ミルク・マネーのむーしゅのレビュー・感想・評価

ミルク・マネー(1994年製作の映画)
3.7
 ゴールデンラズベリー賞の最低脚本賞を受賞しそうになるも、35人もの脚本家が書き換えたという迷走作「フリントストーン/モダン石器時代」に受賞を阻まれた作品。意外と良かったですけどね?タイトルの"Milk Money"は冒頭子供達がお金を貯めるシーンで、すごく稼いだという意味で"That sure is a lot of milk money."と使っていますが、金を搾り取るという意味もあるそうです。

 高校教師の父親トムと2人暮らしのフランクは「娼婦にお金を払って裸を見せてもらう」という目的のために、友人たちと街へ向かう。しかしまんまと悪人に騙されお金を取られそうになり、居合わせたVと名乗る娼婦が間一髪で彼らを助ける。Vに家まで送ってもらうフランクだったが、彼女の車が壊れてしまいフランクの秘密基地に1晩泊まることを提案するのだが・・・という話。最後まで見るとかなりハートウォーミングな映画なのに、冒頭特に字幕担当者も困ったと思われる過激なセリフを12歳のフランクが連発するため危険信号です。いくらなんでも12歳にしてはませすぎじゃないかと思ってしまうのですが、母親を知らない彼なりに母親像を探そうとしているという部分もあり、彼の複雑な心境も理解できます。

 先ず本作は役者陣が全体的に良く、特に息子役のMichael Patrick Carter、父親役のEd Harrisがいい味を出しています。Michael Patrick CarterはHaley Joel Osmentに似た困り顔が特徴で、可愛い過ぎずクソガキ過ぎない絶妙なポジションですが、役者としては本作と"Black Sheep"(邦題は「プロブレムでぶ/何でそうなるの?!」)の2本に出て引退した様子。悲しそうな表情が絶妙で、母親像をVの中に探そうとしているシーンが特に良いです。またEd Harrisは父子家庭の父親らしく基本ダサイ親なのに、不器用かつ実直な雰囲気が滲み出ており、後半はなぜかかっこよく見えてくる不思議。レンジでチン料理を競い合って食べる姿などが微笑ましく「クレイマー、クレイマー」を思い出しました。またVを演じたMelanie Griffithは雰囲気勝ちですね。娼婦なのに高貴な雰囲気も持ち合わせており、この役が絶妙にはまっています。この3人の偽装家族が微笑ましくどの組み合わせの2人であっても当たりだなと思える良い会話劇になっています。

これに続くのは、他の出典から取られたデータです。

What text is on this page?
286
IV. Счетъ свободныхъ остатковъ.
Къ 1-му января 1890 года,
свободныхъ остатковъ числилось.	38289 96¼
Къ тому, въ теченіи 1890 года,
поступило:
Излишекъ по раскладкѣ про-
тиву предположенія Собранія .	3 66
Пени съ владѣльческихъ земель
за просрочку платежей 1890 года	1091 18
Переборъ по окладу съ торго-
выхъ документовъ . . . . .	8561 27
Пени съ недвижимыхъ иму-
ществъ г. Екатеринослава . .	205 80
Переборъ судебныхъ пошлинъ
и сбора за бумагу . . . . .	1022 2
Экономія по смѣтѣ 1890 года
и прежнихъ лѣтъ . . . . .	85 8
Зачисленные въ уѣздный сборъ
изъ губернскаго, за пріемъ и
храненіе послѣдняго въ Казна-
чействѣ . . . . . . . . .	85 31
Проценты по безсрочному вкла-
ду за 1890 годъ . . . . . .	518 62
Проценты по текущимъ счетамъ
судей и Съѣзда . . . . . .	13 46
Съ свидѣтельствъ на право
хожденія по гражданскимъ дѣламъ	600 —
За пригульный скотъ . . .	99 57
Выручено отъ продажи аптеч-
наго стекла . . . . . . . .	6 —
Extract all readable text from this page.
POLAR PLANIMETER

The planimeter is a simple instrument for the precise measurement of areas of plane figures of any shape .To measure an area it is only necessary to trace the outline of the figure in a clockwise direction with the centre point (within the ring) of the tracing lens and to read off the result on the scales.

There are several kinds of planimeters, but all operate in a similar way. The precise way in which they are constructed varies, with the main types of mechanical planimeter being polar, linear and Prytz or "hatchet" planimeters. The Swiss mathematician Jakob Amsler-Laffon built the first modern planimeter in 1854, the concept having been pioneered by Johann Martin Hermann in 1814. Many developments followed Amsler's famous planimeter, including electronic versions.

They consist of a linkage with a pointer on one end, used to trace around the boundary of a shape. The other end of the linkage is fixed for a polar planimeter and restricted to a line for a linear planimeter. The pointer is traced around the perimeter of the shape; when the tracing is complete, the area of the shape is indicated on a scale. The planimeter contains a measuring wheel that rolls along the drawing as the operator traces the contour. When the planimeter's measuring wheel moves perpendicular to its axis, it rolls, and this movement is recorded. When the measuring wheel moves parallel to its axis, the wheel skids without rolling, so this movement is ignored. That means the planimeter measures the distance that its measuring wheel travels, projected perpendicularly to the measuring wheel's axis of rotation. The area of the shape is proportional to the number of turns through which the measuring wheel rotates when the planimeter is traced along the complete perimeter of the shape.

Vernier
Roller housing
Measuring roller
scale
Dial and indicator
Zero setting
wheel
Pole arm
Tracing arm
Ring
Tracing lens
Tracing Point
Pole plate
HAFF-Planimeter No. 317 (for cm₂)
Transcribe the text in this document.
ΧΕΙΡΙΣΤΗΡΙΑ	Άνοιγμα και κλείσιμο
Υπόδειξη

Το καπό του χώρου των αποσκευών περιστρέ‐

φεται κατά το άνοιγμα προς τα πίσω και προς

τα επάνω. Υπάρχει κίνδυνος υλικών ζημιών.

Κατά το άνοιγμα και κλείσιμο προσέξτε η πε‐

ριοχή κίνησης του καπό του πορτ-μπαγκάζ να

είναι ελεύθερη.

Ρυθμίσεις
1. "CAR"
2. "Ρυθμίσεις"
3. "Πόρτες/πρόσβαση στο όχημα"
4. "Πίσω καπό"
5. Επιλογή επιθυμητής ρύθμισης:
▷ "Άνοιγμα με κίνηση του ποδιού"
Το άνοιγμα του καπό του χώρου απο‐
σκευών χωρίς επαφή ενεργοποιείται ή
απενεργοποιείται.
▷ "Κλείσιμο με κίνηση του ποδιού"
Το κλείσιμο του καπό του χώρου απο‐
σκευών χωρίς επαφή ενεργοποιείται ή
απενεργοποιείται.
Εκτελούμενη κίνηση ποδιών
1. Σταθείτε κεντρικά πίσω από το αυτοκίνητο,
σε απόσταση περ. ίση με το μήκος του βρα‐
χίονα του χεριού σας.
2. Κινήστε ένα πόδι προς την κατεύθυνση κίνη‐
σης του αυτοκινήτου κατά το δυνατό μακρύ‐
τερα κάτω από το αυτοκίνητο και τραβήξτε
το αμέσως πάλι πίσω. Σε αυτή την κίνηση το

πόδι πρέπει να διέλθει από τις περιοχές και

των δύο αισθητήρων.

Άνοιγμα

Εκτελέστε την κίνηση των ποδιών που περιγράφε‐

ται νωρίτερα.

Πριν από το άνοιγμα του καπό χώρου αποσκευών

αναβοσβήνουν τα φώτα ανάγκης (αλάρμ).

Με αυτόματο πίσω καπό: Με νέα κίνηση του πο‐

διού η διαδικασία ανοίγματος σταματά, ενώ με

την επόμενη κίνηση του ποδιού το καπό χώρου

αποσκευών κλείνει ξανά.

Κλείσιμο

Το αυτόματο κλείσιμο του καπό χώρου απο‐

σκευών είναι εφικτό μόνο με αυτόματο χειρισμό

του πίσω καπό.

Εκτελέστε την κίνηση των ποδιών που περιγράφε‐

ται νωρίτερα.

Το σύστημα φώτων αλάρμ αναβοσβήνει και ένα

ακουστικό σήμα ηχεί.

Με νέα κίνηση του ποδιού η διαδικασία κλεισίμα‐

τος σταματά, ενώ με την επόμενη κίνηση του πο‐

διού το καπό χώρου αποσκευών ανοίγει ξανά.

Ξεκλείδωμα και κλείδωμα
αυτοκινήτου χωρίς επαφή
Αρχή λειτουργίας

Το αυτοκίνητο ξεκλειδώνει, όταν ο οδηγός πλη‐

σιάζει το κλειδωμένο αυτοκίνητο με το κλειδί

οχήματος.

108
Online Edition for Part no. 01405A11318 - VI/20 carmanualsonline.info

 ところが本作はアメリカで猛烈に評価が低く、もう少しで最低脚本賞を受賞してしまうところでした。批評家たちの内容を見てみると批判している先はだいたい本作における"性"に関してで、子供達が性に興味を持ちすぎていることなどに集中しています。確かに家族団らんでこの作品を見てしまったら、途中何度も子供の目と耳を塞ぐことになりそうですが、本作はそんなことよりも母親がいない子供が必死に母親像を探し求めていることが描きたいことで、その先にいたのがたまたま娼婦であっただけ。冒頭の少年たちの冒険も、目的は違えど「スタンド・バイ・ミー」に見えて仕方なかったです。後半の少し普通ではない家族が出来上がっていく姿は目頭が熱くなりぐっとくるものがありましたし、偏見持たずに見ればかなり心に刺さると思うのですがね。父親と息子とは、そして母親と息子とは、ということを考えさせられる作品だと思います。

 そういえば「スタンド・バイ・ミー」でクリスが停学になった理由は、Milk Moneyを盗んだこと(実際には先生の着服)でした。監督がリスペクトしたのかどうかはわかりませんし関係ないのかもしれませんが、なんとなく「スタンド・バイ・ミー」を感じてしまう作品でした。